I hope others read this post and realize that not all medical writers are sad, sorry puppets of industry, ghosting our way through life at the behest of our industry clients. Quite the contrary. Many of us push hard to clean up medical communications and encourage our colleagues and clients to do the same.

Matheson's brilliant analysis of corporate-driven science illustrates well the limitations we work within. As an insider, he paints a far more accurate picture of the situation than academics who depict us the equivalent of Mafia "hit men," doing what we are told at the behest of our clients.

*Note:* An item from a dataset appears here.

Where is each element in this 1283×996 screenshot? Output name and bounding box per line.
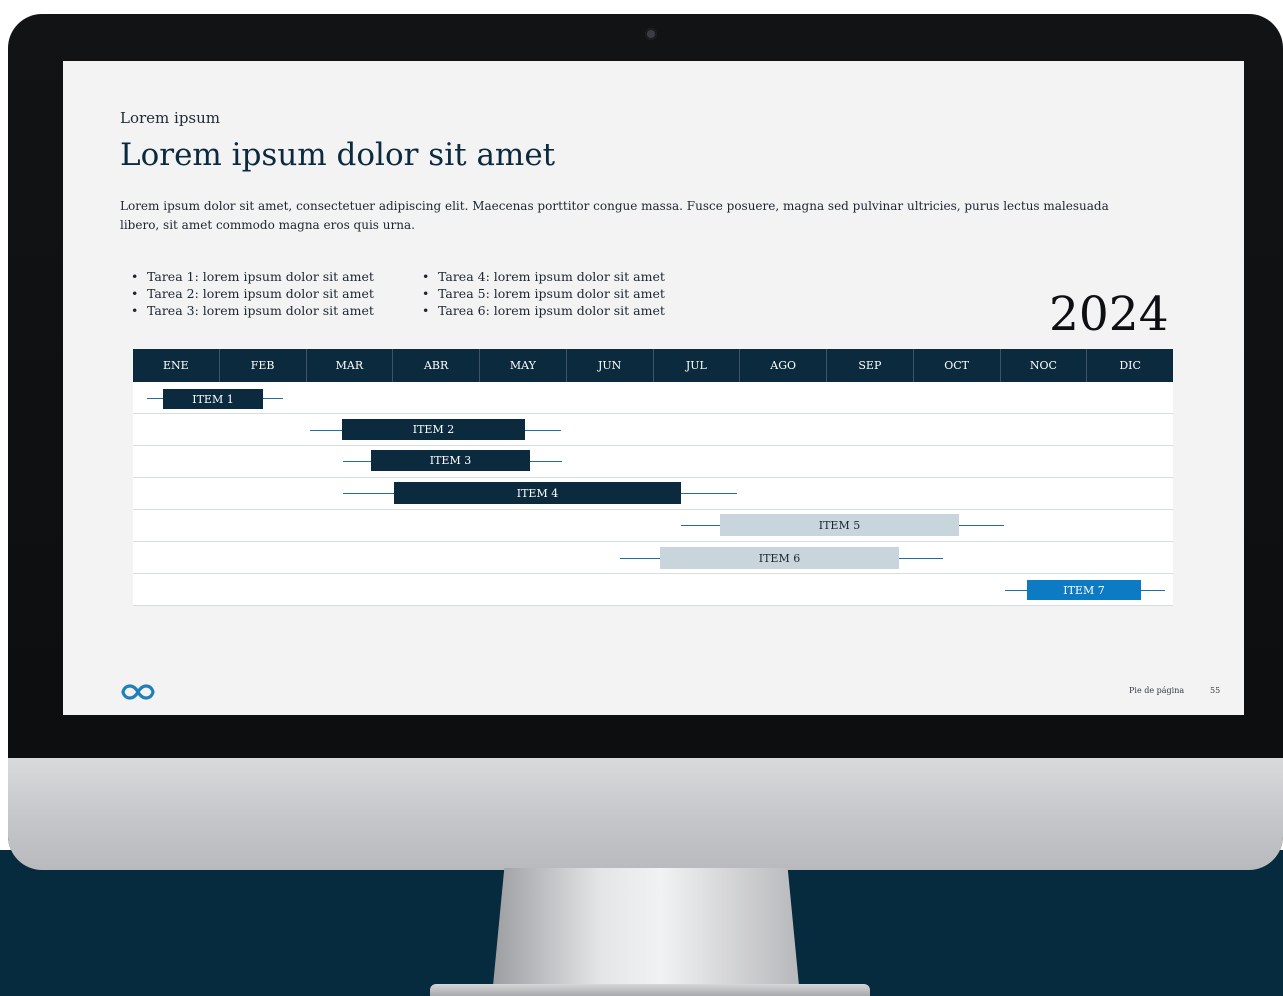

Thanks again for posting this. This is exactly the thoughtful discourse we need, not more mud slinging and stereotypes.

Bruce Wilson
Montreal, Canada

Alastair Matheson said...

I’d like to thank Bruce for his generous words about my article! However, I feel compelled to point out that the paper cannot possibly be construed as a vindication of medical writing. Apart from anything else, the paper is not about medical writing. It is about the interaction between commerce and the discourses, practices and knowledge bases of science and medicine.

Having worked on occasion as a medical writer myself, my personal opinion of the profession is not a good one. Most medical writers I have met are decent, hard-working and intelligent, but to the degree that they are called upon by pharma to bend or spin science in order to hawk drugs – and let’s be honest, most medical writers are required to do just that – to that degree, medical writing is in my opinion a sad, servile, bottom-feeding profession. I think a lot of people drift into it because they don’t have any better options, and need to pay the bills.

Bruce has a different impression of medical writing, which I respect, and I admire his constructive engagement with the ethical challenges this kind of work presents – but in any case, my BioSocieties paper was about other stuff.